Pakistan pleads for aid for restoration after killer floods

By Zarina Ahmed

Following the disaster brought by the floods that hit Pakistan recently, pleas for emergency cash have been made by the country’s climate change minister in order to rebuild the country.

Sherry Rehman stressed the severity of the climate disaster, calling for aid as the floods have left Pakistan reeling from a crashing economy whilst many have suffered displacement.

She called the floods the climate event of the century, also urging for extra funding in order to strengthen the country’s climate resilience.

The floods originated from torrential monsoon rains caused by the world’s ongoing climate changes, flooding the Sindh and Balochistan regions since June this year.

The origins of the floods in Pakistan: Sindh and Balochistan

Whilst the country suffered a setback of more than £30 billion in economic losses, the country also suffered human losses, with 1,700 people dead and 7.9 million displaced from their homes.

People fleeing from the flood in Sindh (Pic: Flickr)

Only a small fraction of those displaced people had received aid since the calamity whilst others are still yet to find stability.

“I was hearing things from people I knew and hearing what they saw, and hearing about their losses and pain. The future may be worse though and it could happen all over again,” said Nahida Begum, one of many affected by the floods.

“It was scary: not knowing if anyone I knew would be okay or if I could see them again.

“The weather is bad anyway but this time, there was no certainty in the future or anything else.”

Following the destruction caused by the disaster, Pakistan is in need of additional loans and emergency cash to rebuild the damage.
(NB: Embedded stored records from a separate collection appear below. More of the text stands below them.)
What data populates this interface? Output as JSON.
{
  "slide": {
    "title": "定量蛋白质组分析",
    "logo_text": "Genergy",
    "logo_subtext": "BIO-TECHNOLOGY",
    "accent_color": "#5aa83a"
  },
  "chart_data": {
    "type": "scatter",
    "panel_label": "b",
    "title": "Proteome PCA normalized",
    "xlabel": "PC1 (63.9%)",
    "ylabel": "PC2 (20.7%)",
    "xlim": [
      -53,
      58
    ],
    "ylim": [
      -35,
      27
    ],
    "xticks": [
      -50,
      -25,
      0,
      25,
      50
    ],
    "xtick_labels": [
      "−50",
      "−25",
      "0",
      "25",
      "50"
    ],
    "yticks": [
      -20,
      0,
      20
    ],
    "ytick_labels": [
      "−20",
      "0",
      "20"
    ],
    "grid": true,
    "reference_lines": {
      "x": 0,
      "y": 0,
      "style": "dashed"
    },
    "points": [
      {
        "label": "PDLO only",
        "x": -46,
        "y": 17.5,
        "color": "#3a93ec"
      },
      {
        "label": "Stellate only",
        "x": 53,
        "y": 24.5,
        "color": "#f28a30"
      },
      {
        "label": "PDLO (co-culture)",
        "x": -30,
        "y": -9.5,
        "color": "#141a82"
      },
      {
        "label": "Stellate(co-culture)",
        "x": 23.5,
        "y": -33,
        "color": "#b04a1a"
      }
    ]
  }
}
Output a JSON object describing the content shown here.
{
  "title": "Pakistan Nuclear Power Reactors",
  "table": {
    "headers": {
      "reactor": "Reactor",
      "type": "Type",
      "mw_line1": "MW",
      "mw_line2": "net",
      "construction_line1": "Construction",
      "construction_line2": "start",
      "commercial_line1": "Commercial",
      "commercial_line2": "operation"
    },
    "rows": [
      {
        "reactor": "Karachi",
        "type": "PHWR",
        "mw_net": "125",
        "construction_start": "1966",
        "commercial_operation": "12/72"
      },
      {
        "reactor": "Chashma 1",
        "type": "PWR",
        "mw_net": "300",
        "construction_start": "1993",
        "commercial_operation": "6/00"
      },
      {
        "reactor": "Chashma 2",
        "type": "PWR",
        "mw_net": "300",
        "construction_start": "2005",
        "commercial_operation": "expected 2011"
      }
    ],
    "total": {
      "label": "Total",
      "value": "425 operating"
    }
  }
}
The scale of the flood that came from the heavy monsoons (Pic: Wikimedia Commons)

Despite the consequences of the flooding, Pakistan has a history of corruption and an unsteady economy, complicating the future of its standing after repairs to the disaster.

The already pressing matter of the country’s political and financial standing combined have raised doubts and concerns for its position, but calls for aid are still being heavily pushed for.